O calor a descer a avenida.
Uma avenida a descer, os carros a apitar, o semáforo a mudar
e no chão aquela névoa, indefinida, que desfaz as linhas e os ângulos da cidade aprumada, muito quente e soalheira,
a pedir sombra e fresco. Ao rio. Lá em baixo. Tranquilo. Uma faixa de um azul de
muitos azuis. Sequiosa, a cidade que pede água, uma sombra mais serena. Ao longo da avenida
já balançam ancas vestidas com sedas leves, camisas brancas desengravatadas e
casacos presos no polegar em gancho. O sol a mostrar-se nas lentes espelhadas,
as cabeças mais pequenas protegidas - pontos azuis, amarelos, encarnados.
Descem a avenida muito depressa, mais devagar, passo curto, passo mais largo. Sentam-se
os rostos mais crestados, enrugados, olhares, sem viço, perdidos num qualquer
horizonte, pés perdidos, cansados, braços caídos, as costas dobradas.

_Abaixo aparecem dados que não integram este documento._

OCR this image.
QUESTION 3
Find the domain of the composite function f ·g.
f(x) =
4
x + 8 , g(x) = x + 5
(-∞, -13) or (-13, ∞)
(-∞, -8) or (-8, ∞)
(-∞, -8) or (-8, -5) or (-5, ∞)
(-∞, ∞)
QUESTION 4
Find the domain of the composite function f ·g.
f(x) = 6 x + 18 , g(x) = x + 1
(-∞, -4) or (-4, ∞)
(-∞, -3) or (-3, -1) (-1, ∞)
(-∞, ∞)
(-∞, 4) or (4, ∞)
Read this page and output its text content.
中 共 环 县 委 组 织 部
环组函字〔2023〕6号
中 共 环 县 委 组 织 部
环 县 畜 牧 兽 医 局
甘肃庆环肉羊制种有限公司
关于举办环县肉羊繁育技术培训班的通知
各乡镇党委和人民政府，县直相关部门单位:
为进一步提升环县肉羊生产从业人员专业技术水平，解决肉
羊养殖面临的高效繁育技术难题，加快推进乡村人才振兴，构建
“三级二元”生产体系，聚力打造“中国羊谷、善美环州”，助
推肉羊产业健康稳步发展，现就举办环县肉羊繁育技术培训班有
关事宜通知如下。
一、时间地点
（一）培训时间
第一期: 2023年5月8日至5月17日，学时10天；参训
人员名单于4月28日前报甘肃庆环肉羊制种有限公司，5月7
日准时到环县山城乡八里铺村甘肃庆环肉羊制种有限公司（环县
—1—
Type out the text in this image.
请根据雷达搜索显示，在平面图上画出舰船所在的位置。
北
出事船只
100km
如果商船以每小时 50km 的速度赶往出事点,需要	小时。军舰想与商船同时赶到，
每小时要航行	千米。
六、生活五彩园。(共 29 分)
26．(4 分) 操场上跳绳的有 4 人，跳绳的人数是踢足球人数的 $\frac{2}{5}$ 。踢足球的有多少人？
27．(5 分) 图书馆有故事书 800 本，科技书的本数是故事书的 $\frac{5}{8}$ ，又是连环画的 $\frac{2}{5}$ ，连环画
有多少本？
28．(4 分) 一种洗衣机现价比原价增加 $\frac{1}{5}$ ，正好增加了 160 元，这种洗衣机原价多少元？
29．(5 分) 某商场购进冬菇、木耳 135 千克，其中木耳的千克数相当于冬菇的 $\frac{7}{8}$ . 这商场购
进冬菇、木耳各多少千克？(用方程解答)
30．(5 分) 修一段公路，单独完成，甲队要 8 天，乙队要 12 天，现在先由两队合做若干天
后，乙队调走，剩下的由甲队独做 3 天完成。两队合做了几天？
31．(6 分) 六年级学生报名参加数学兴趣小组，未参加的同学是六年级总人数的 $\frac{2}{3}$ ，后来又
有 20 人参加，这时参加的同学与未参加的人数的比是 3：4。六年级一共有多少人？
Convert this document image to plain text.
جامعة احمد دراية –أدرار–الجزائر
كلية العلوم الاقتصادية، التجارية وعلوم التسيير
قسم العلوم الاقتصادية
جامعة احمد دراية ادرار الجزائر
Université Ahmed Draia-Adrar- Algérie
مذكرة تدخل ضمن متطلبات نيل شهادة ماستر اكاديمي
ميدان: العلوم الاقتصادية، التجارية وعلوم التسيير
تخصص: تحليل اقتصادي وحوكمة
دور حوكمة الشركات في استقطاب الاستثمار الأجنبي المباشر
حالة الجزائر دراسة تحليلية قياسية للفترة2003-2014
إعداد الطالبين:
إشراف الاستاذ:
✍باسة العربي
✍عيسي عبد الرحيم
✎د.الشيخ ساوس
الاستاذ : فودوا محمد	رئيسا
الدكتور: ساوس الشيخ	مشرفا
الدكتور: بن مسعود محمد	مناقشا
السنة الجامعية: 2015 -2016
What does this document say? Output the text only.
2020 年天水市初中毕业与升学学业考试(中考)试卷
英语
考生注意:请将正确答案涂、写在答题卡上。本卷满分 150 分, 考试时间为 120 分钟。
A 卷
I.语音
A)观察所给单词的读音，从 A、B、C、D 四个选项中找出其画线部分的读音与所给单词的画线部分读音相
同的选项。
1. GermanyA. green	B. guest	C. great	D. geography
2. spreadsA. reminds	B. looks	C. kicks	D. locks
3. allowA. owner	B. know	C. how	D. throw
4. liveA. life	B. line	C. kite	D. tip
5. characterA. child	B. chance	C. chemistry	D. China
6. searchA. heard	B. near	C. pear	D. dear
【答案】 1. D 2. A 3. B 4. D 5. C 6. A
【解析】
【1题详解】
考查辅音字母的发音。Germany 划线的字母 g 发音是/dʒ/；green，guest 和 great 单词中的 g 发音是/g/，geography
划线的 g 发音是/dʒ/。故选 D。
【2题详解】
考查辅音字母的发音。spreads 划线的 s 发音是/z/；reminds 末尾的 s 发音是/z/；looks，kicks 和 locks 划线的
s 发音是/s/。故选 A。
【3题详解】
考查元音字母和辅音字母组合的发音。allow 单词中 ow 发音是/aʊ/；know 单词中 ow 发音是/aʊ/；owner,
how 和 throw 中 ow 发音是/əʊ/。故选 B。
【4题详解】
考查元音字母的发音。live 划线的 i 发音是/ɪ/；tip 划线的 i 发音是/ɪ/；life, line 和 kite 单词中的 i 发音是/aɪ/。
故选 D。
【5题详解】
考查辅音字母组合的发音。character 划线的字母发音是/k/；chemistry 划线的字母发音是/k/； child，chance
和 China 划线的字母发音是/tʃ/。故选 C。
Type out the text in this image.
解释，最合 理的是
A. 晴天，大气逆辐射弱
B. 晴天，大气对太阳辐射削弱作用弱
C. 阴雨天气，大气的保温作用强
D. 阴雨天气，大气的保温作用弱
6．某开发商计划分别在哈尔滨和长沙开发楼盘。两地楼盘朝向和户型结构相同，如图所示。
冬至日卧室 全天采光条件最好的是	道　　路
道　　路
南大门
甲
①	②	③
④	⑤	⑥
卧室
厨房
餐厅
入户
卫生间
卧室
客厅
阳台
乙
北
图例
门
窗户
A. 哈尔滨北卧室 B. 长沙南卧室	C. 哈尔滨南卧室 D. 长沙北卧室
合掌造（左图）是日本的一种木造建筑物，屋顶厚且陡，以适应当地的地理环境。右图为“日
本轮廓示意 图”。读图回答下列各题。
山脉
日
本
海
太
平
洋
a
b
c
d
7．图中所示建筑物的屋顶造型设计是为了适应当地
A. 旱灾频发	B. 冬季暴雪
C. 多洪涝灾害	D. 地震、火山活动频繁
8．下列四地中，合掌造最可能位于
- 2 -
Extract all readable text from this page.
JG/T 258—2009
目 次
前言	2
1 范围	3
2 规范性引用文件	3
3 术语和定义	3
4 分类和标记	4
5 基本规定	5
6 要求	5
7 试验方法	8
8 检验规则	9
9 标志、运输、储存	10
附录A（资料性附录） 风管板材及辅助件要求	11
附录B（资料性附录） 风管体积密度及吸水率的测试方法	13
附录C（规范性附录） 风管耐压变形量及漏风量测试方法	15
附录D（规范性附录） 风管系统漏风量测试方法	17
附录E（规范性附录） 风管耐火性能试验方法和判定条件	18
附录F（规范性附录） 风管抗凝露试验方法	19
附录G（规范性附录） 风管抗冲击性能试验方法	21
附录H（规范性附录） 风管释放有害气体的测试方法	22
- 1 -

O
cansaço, o calor, a fome, parados nos bancos da avenida que desce. Ao lado, um linguajar,
as palmas das mãos a alisar um mapa. À frente, no chão, um casal, ganha balanço, as
mãos entrelaçadas, o desejo desenhado nos olhares que se tocam, mais um beijo e
a avenida para descer. Flores nos vestidos decotados. Os homens que param,
latejam-lhes as têmporas nas pregas das saias coloridas, que não lhes pertencem.
Assobios, um ou outro. As árvores recortadas no céu. Uma cabeça de cavalo na
nuvem mais larga, uma mão estendida, pequenina, num traço de vapor mais
distante. Mais alto. Não há uma brisa, um hálito fresco de mentol, um arrepio
na pele, de uma mão a acariciar um pescoço, uma ponta de ar mais fino a entrar
pelo buraco da camisa. A descer a avenida. Uma voz mais irritada, um carro mais
veloz. O autocarro que não parou, cabeças diferentes, muitas, anónimas a partilhar
o varão metálico e a sexta-feira. Querem chegar a casa. Descem a avenida. Atravessam um largo, talvez o rio, ou uma rua. Umas escadas de madeira
já gastas a deixar passar o ar quente, as baratas, o cheiro do jantar. Desço,
por fim, a avenida, deixo para trás uma tarde muito quente. Fica lá atrás,
apenas, mais uma tarde, muito quente. Nada muito importante, nem precioso.
Só o calor, o calor a descer a avenida.